Soundscapes and Natural Histories: Listening to Portmoak

Image: crosssection of a bank on the perimeter of Portmoak Moss, showing how deep the peat is, and its layers.

This post discusses ways in which Scottish music can help us to think about historic entanglements between Scottish people and landscape: another twist on Soundyngs’ “music . Scotland . history” 3-word content.

Scottish “music” in recent decades has expanded to include soundscapes. This approach to composition uses natural ‘found’ sound to focus listeners’ attention to the particular affordances of a particular acoustic environment, which may be the great outdoors and all that lives therein.

There is a wide spectrum of creativity associated with this work, from the kind of hi-fidelity field recording associated with BBC nature films, to the incorporation of natural sounds in folk songs from song-artists such as Karine Polwart and Jenny Sturgeon.

Sampled natural sound can be listened to aesthetically, as a quasi-music.
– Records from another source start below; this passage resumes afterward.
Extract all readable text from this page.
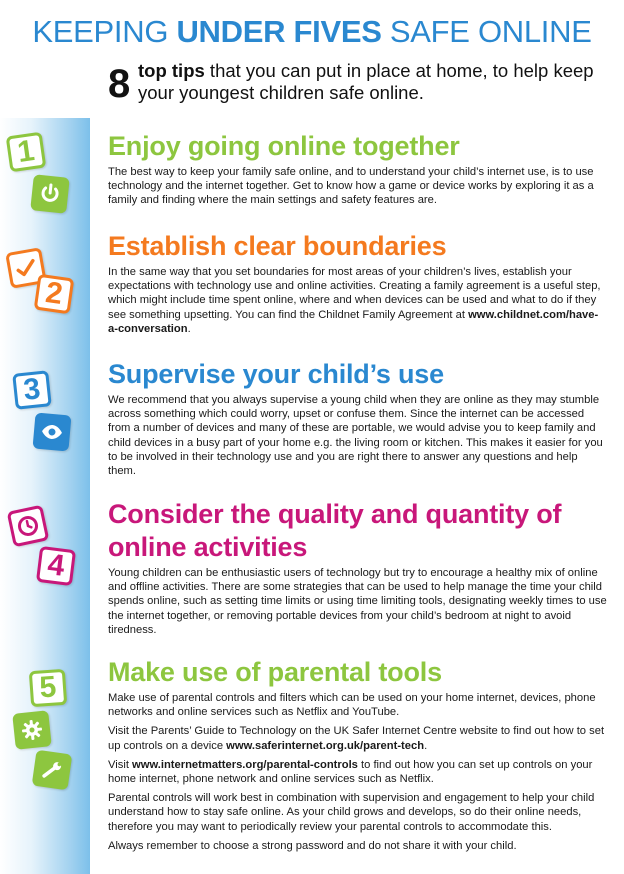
KEEPING UNDER FIVES SAFE ONLINE
1
2
3
4
5
8 top tips that you can put in place at home, to help keep your youngest children safe online.
Enjoy going online together

The best way to keep your family safe online, and to understand your child’s internet use, is to use technology and the internet together. Get to know how a game or device works by exploring it as a family and finding where the main settings and safety features are.

Establish clear boundaries

In the same way that you set boundaries for most areas of your children’s lives, establish your expectations with technology use and online activities. Creating a family agreement is a useful step, which might include time spent online, where and when devices can be used and what to do if they see something upsetting. You can find the Childnet Family Agreement at www.childnet.com/have-a-conversation.

Supervise your child’s use

We recommend that you always supervise a young child when they are online as they may stumble across something which could worry, upset or confuse them. Since the internet can be accessed from a number of devices and many of these are portable, we would advise you to keep family and child devices in a busy part of your home e.g. the living room or kitchen. This makes it easier for you to be involved in their technology use and you are right there to answer any questions and help them.

Consider the quality and quantity of
online activities

Young children can be enthusiastic users of technology but try to encourage a healthy mix of online and offline activities. There are some strategies that can be used to help manage the time your child spends online, such as setting time limits or using time limiting tools, designating weekly times to use the internet together, or removing portable devices from your child’s bedroom at night to avoid tiredness.

Make use of parental tools

Make use of parental controls and filters which can be used on your home internet, devices, phone networks and online services such as Netflix and YouTube.

Visit the Parents’ Guide to Technology on the UK Safer Internet Centre website to find out how to set up controls on a device www.saferinternet.org.uk/parent-tech.

Visit www.internetmatters.org/parental-controls to find out how you can set up controls on your home internet, phone network and online services such as Netflix.

Parental controls will work best in combination with supervision and engagement to help your child understand how to stay safe online. As your child grows and develops, so do their online needs, therefore you may want to periodically review your parental controls to accommodate this.

Always remember to choose a strong password and do not share it with your child.
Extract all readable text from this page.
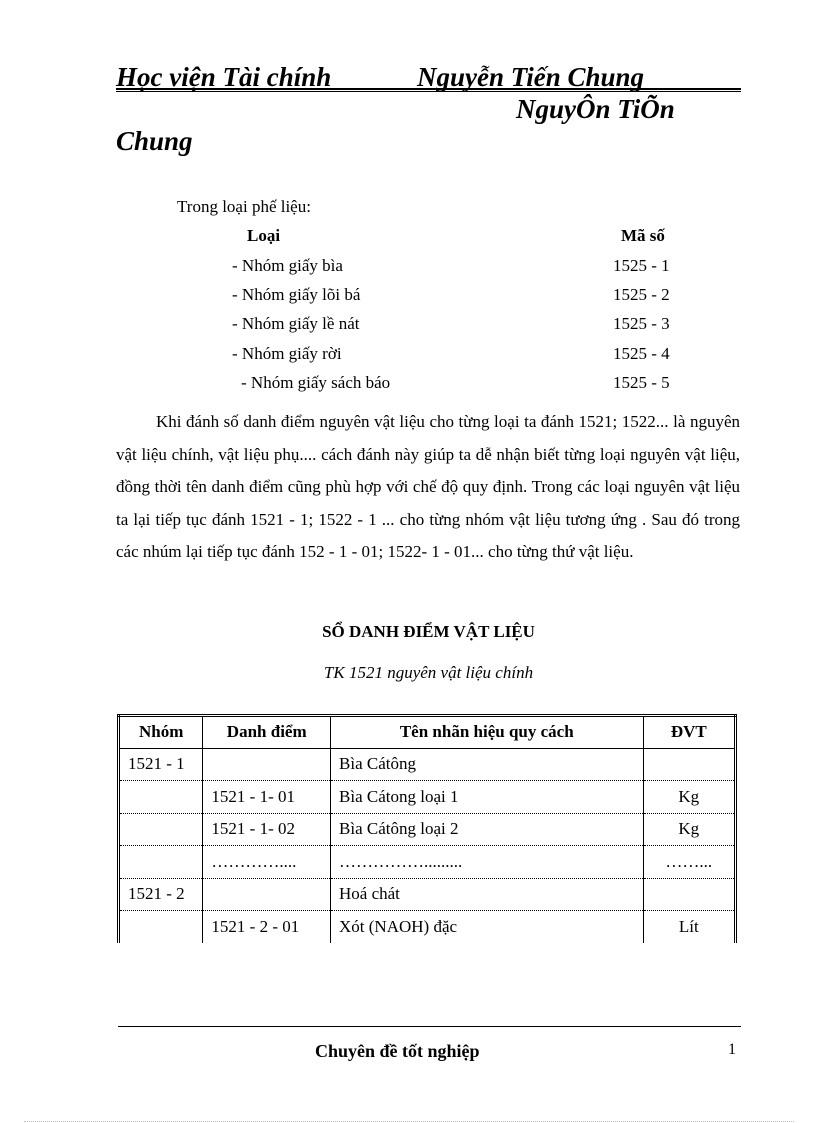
Học viện Tài chính	Nguyễn Tiến Chung
NguyÔn TiÕn
Chung
Trong loại phế liệu:
Loại	Mã số
- Nhóm giấy bìa	1525 - 1
- Nhóm giấy lõi bá	1525 - 2
- Nhóm giấy lề nát	1525 - 3
- Nhóm giấy rời	1525 - 4
- Nhóm giấy sách báo	1525 - 5

Khi đánh số danh điểm nguyên vật liệu cho từng loại ta đánh 1521; 1522... là nguyên vật liệu chính, vật liệu phụ.... cách đánh này giúp ta dễ nhận biết từng loại nguyên vật liệu, đồng thời tên danh điểm cũng phù hợp với chế độ quy định. Trong các loại nguyên vật liệu ta lại tiếp tục đánh 1521 - 1; 1522 - 1 ... cho từng nhóm vật liệu tương ứng . Sau đó trong các nhúm lại tiếp tục đánh 152 - 1 - 01; 1522- 1 - 01... cho từng thứ vật liệu.

SỔ DANH ĐIỂM VẬT LIỆU
TK 1521 nguyên vật liệu chính
Nhóm	Danh điểm	Tên nhãn hiệu quy cách	ĐVT
1521 - 1		Bìa Cátông	
	1521 - 1- 01	Bìa Cátong loại 1	Kg
	1521 - 1- 02	Bìa Cátông loại 2	Kg
	…………....	…………….........	……...
1521 - 2		Hoá chát	
	1521 - 2 - 01	Xót (NAOH) đặc	Lít
Chuyên đề tốt nghiệp	1
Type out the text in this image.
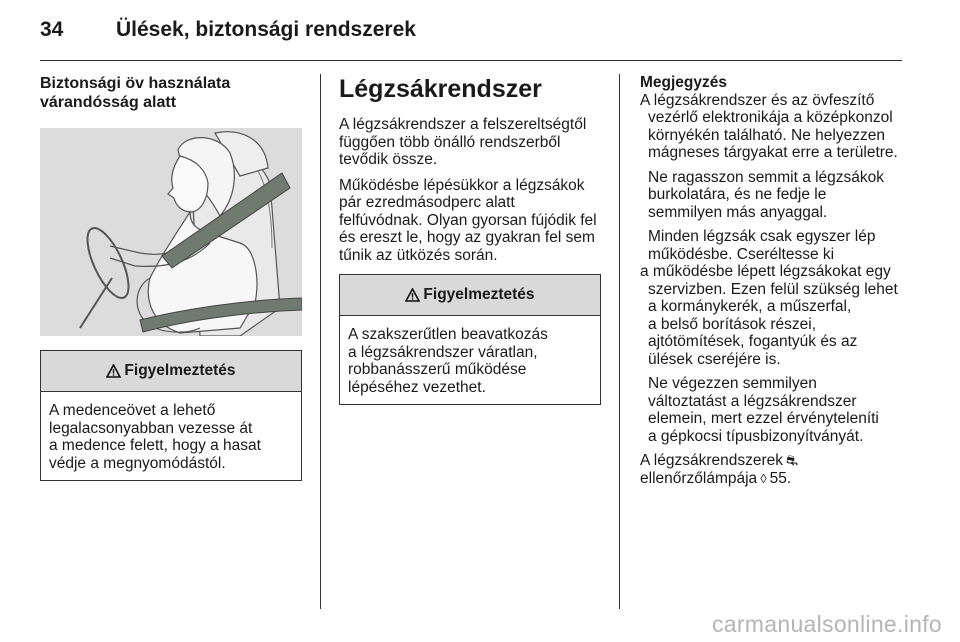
34	Ülések, biztonsági rendszerek
Biztonsági öv használata
várandósság alatt
Figyelmeztetés
A medenceövet a lehető
legalacsonyabban vezesse át
a medence felett, hogy a hasat
védje a megnyomódástól.
Légzsákrendszer

A légzsákrendszer a felszereltségtől
függően több önálló rendszerből
tevődik össze.

Működésbe lépésükkor a légzsákok
pár ezredmásodperc alatt
felfúvódnak. Olyan gyorsan fújódik fel
és ereszt le, hogy az gyakran fel sem
tűnik az ütközés során.

Figyelmeztetés
A szakszerűtlen beavatkozás
a légzsákrendszer váratlan,
robbanásszerű működése
lépéséhez vezethet.
Megjegyzés

A légzsákrendszer és az övfeszítő
vezérlő elektronikája a középkonzol
környékén található. Ne helyezzen
mágneses tárgyakat erre a területre.

Ne ragasszon semmit a légzsákok
burkolatára, és ne fedje le
semmilyen más anyaggal.

Minden légzsák csak egyszer lép
működésbe. Cseréltesse ki
a működésbe lépett légzsákokat egy
szervizben. Ezen felül szükség lehet
a kormánykerék, a műszerfal,
a belső borítások részei,
ajtótömítések, fogantyúk és az
ülések cseréjére is.

Ne végezzen semmilyen
változtatást a légzsákrendszer
elemein, mert ezzel érvényteleníti
a gépkocsi típusbizonyítványát.

A légzsákrendszerek ⛐
ellenőrzőlámpája ◊ 55.

carmanualsonline.info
Potentially, habits of “aesthetic” listening can help listeners to notice and value what’s out there: soundscapes can be a kind of love song to the land, and the more-than-human creatures that live around us, in effect.

In this post, Soundyngs signposts a case study of a ‘soundscape’ combining words, Scottish folk music, and natural sound to communicate the history of a particular site: Portmoak Moss, in west Fife.

Portmoak Moss (below) is a raised Lowland peat bog, a valuable environment both for the work it does in carbon capture, and for providing flora and fauna that thrive in wet, acidic conditions with a place in which to be.  It’s peat layers go back into prehistoric periods, at least 6000 years. The world is now waking up to the importance of peat bogs, as the designation of the Flow Country of Caithness and Sutherland as UNESCO World Heritage site this year has shown.  Some soundscape work by Kathy Hinde (see below, Below the Blanket) contributed to a wider programme of public awareness-raising exercises for this unique ecosystem.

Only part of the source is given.